The play on which “His Girl Friday” is based, “The Front Page,” by Chicago journalists Ben Hecht & Charles MacArthur, made as big a splash in Broadway in 1928 as Tennessee Williams and Arthur Miller would make twenty years later. The story, in which journalist Hildy Johnson is due to marry and leave Chicago, but is schemed into staying where he works best by his editor, Walter Burns, featured crosstalk between characters only seen on the street, and not on the stage – dialogue is written to be spoken over.
Coming the year after “The Jazz Singer,” “The Front Page” began to be seen as an ideal for how dialogue should be filmed, instead of the stagey way that accommodated the sound equipment, in addition to inspiring the new screwball comedy and gangster film genres. Despite this, the 1931 film of “The Front Page,” directed by Lewis Milestone and produced by Howard Hughes, was considered fast-paced for its time, but now appears normal, because we are so used to it.
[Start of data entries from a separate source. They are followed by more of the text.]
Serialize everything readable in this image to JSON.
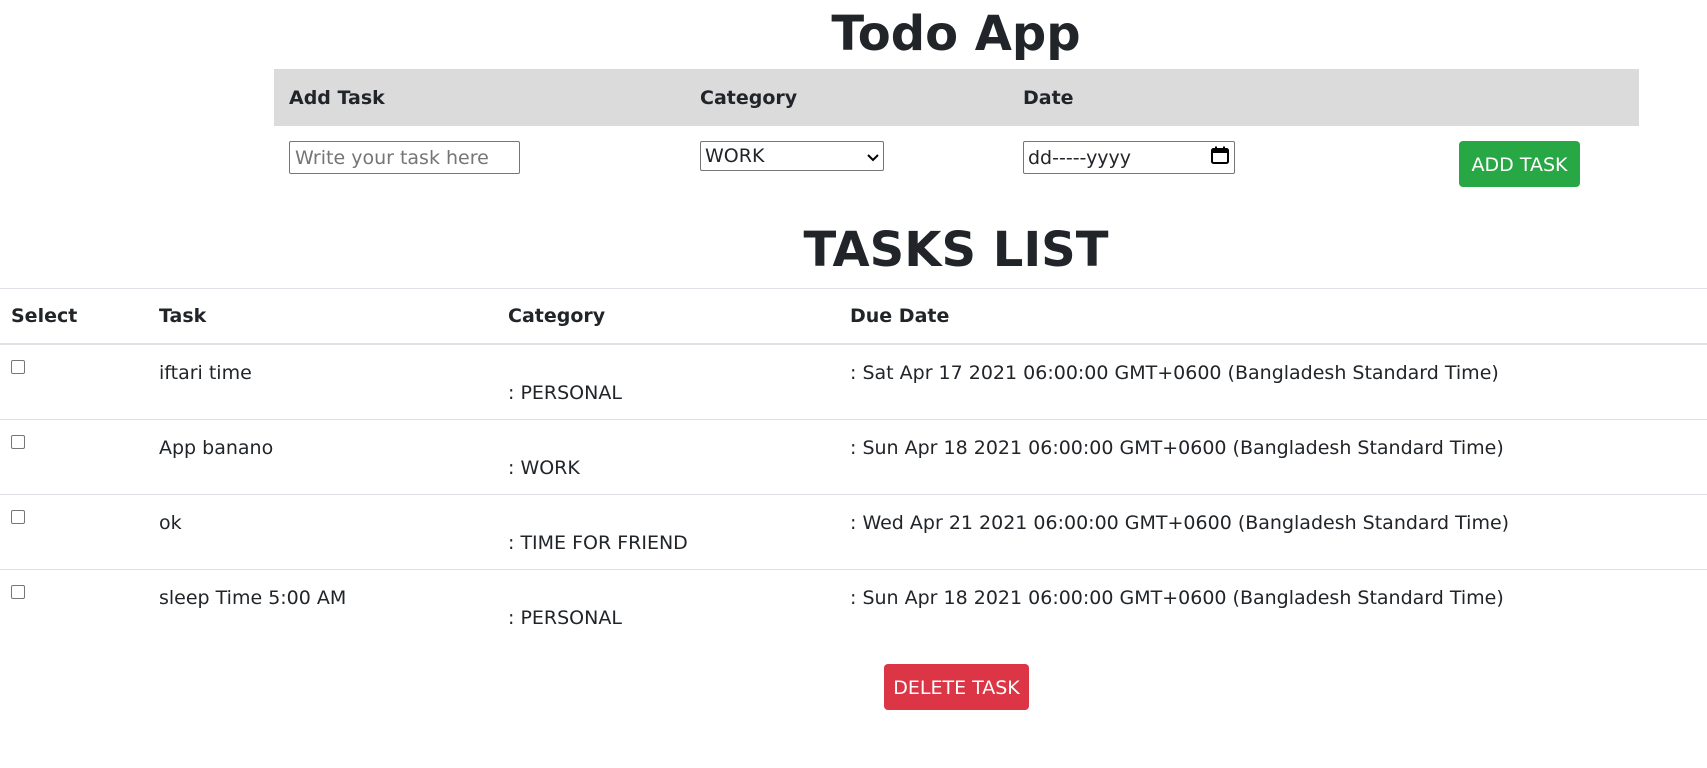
{
  "app": {
    "title": "Todo App"
  },
  "form": {
    "headers": {
      "task": "Add Task",
      "category": "Category",
      "date": "Date"
    },
    "task_placeholder": "Write your task here",
    "category_value": "WORK",
    "date_value": "dd-----yyyy",
    "add_button_label": "ADD TASK"
  },
  "list": {
    "title": "TASKS LIST",
    "headers": {
      "select": "Select",
      "task": "Task",
      "category": "Category",
      "due": "Due Date"
    },
    "rows": [
      {
        "task": "iftari time",
        "category": ": PERSONAL",
        "due": ": Sat Apr 17 2021 06:00:00 GMT+0600 (Bangladesh Standard Time)"
      },
      {
        "task": "App banano",
        "category": ": WORK",
        "due": ": Sun Apr 18 2021 06:00:00 GMT+0600 (Bangladesh Standard Time)"
      },
      {
        "task": "ok",
        "category": ": TIME FOR FRIEND",
        "due": ": Wed Apr 21 2021 06:00:00 GMT+0600 (Bangladesh Standard Time)"
      },
      {
        "task": "sleep Time 5:00 AM",
        "category": ": PERSONAL",
        "due": ": Sun Apr 18 2021 06:00:00 GMT+0600 (Bangladesh Standard Time)"
      }
    ],
    "delete_button_label": "DELETE TASK"
  },
  "icons": {
    "select_arrow": "chevron-down-icon",
    "calendar": "calendar-icon"
  },
  "colors": {
    "add": "#28a745",
    "delete": "#dc3545",
    "header_bg": "#dbdbdb"
  }
}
By the 1940 release of “His Girl Friday,” Howard Hawks, who had directed the original 1932 film of “Scarface” for Hughes, had gained a reputation as a master of crosstalk, in screwball comedies like “Bringing Up Baby” and “Twentieth Century,” the latter also originally a Hecht & MacArthur play. He originally intended to just remake “The Front Page,” only faster, but when his secretary was reading Hildy Johnson’s part at auditions, Hawks liked the way the dialogue sounded, and changed the part to a female one, without changing the name. Rosalind Russell, apparently not even the sixth choice to play Johnson, confronted Hawks when she felt he was treating her like an also-ran, ironically proving she was perfect in the role. Meanwhile Cary Grant, cast from the start as Burns, used his innate charm to glide his manipulative bastard of a character through the film without losing sympathy, proving the characters were made for each other, romantically or not.
The dialogue in “His Girl Friday” has been timed at an average of 240 words per minute, almost twice that of regular speech. Charles Lederer, Ben Hecht’s protégé, also from Chicago, was tasked with writing additional dialogue, having written the screenplay of “The Front Page.” If it feels like dialogue is too quick to follow, or if there is too much talking over each other, it is because some of this crosstalk was written with the expectation that it could not be heard, with the important bits left clear. Sound mixing was still not yet possible, meaning live switching between off-screen microphones up to thirty-five times per scene was required. Ad-libbing was also encouraged, although Rosalind Russell employed her own writer to ensure she could compete.
“His Girl Friday” bears repeated viewings because everyone talks quicker than anyone can take in in a single sitting, fitting entire images into speech that would have been done away with if spoken more slowly: a favourite is how Burns sent out a plane with a banner saying, “Hildy, don’t be hasty. Remember my dimple. Walter,” which delayed the divorce by twenty minutes when the judge went out to have a look – Burns then points out that his dimple is still there, and in the same place.
(In case you wondered, the term “girl Friday” is not found anywhere before 1940, so many will have this film to thank for making their own words sound that bit wittier.)